As mentioned earlier, we need a simple random sample and a normal distribution. If the sample is large, a normal distribution is not necessary.
There is one more assumption for a pooled approach. That is, the variance of the two populations is the same or almost the same.
If the variance is not the same, the unpooled approach is more appropriate.


In [30]:
n1 = 97
n2 = 206
mean_female = 261.75
mean_male = 239.6
sd_female = 64.9
sd_male = 42.65

As we can see, the standard deviation of the two target populations is different.

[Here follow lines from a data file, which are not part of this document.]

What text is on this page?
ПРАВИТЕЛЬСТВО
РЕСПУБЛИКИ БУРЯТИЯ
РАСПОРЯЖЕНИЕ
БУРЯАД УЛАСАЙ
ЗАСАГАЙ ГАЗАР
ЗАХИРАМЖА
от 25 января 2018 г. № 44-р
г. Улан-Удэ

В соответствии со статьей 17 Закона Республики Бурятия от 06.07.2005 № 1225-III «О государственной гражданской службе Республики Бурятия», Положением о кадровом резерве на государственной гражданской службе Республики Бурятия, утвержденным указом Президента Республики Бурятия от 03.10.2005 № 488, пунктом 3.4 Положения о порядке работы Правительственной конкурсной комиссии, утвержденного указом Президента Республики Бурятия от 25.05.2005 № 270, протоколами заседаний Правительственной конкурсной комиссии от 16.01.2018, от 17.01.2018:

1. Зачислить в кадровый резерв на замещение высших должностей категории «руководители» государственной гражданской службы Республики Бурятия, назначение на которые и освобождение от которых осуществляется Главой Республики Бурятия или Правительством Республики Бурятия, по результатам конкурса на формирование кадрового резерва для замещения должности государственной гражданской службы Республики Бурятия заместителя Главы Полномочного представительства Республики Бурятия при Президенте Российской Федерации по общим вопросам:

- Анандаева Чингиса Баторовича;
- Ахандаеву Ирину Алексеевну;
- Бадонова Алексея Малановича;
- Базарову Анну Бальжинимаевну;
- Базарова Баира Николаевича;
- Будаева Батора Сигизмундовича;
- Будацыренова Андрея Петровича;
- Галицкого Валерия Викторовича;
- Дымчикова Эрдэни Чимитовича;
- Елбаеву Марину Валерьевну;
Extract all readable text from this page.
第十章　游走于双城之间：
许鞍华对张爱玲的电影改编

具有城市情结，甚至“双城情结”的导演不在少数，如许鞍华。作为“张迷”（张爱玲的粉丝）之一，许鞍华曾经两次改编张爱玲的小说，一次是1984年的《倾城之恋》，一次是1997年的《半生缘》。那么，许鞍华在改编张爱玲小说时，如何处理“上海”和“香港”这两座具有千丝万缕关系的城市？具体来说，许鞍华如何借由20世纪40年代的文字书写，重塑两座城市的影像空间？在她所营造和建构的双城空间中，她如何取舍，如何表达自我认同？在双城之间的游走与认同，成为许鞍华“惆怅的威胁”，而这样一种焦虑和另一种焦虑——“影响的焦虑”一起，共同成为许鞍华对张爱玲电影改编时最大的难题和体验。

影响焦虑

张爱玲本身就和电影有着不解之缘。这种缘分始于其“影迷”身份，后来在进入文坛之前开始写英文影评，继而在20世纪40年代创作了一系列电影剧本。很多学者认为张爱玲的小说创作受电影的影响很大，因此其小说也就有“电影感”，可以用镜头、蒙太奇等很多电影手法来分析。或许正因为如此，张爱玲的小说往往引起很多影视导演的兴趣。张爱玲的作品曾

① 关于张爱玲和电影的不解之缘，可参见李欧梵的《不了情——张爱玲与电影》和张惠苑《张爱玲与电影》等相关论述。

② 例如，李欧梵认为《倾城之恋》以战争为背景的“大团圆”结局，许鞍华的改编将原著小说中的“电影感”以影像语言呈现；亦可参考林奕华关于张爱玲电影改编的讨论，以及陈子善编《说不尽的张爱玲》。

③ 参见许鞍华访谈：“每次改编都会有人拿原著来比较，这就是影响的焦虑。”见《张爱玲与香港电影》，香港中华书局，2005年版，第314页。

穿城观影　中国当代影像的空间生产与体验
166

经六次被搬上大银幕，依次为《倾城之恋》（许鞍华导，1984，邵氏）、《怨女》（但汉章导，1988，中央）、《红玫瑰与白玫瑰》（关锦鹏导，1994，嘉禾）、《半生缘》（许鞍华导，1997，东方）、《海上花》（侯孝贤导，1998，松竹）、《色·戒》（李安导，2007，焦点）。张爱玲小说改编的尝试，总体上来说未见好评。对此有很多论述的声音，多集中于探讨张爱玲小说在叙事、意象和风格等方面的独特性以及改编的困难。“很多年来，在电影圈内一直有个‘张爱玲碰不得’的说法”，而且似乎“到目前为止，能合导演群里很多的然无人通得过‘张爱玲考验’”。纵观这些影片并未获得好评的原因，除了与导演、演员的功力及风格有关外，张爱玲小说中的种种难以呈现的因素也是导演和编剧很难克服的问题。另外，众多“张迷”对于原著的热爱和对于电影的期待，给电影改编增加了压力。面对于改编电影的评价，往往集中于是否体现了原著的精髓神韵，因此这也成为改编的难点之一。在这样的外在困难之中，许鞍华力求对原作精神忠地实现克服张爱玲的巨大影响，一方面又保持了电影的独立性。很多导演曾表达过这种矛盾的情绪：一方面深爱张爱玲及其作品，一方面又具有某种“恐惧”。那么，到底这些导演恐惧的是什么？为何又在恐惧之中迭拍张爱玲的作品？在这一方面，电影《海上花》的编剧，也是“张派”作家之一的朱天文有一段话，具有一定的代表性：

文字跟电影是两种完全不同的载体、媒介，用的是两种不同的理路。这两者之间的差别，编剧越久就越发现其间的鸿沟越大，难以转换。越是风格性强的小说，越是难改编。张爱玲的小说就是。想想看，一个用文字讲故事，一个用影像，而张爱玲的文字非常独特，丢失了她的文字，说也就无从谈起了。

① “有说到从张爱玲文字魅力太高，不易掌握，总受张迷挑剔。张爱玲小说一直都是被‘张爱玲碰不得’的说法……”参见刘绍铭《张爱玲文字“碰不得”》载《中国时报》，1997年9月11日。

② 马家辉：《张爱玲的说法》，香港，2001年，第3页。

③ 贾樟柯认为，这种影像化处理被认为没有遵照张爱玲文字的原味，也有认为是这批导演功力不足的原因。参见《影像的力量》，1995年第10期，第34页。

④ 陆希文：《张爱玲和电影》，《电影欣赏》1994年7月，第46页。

So. the variance must be different as well.
So, for this example, the unpooled approach will be more appropriate.

In [31]:
sem_female = sd_female / np.sqrt(97)
sem_male = sd_male / np.sqrt(206)

In [32]:
mean_d = mean_female - mean_male

Using the formula for the unpooled approach, calculate the difference in standard error:


In [34]:
sem_d = (np.sqrt((n1-1)*se_female**2 + (n2-1)*se_male**2)/(n1+n2-2))*(np.sqrt(1/n1 + 1/n2))


In [36]:
#Finally, construct the CI for the difference in mean
lcb = mean_d - 1.96*sem_d  #lower limit of the CI
ucb = mean_d + 1.96*sem_d  #upper limit of the CI
(lcb, ucb)

(22.149709217204855, 22.150290782795157)

The lower and upper limit of the confidence interval came out to be 22.1494 and 22.15. They are almost the same. That means the mean cholesterol of the female population is not different than the mean cholesterol of the male population.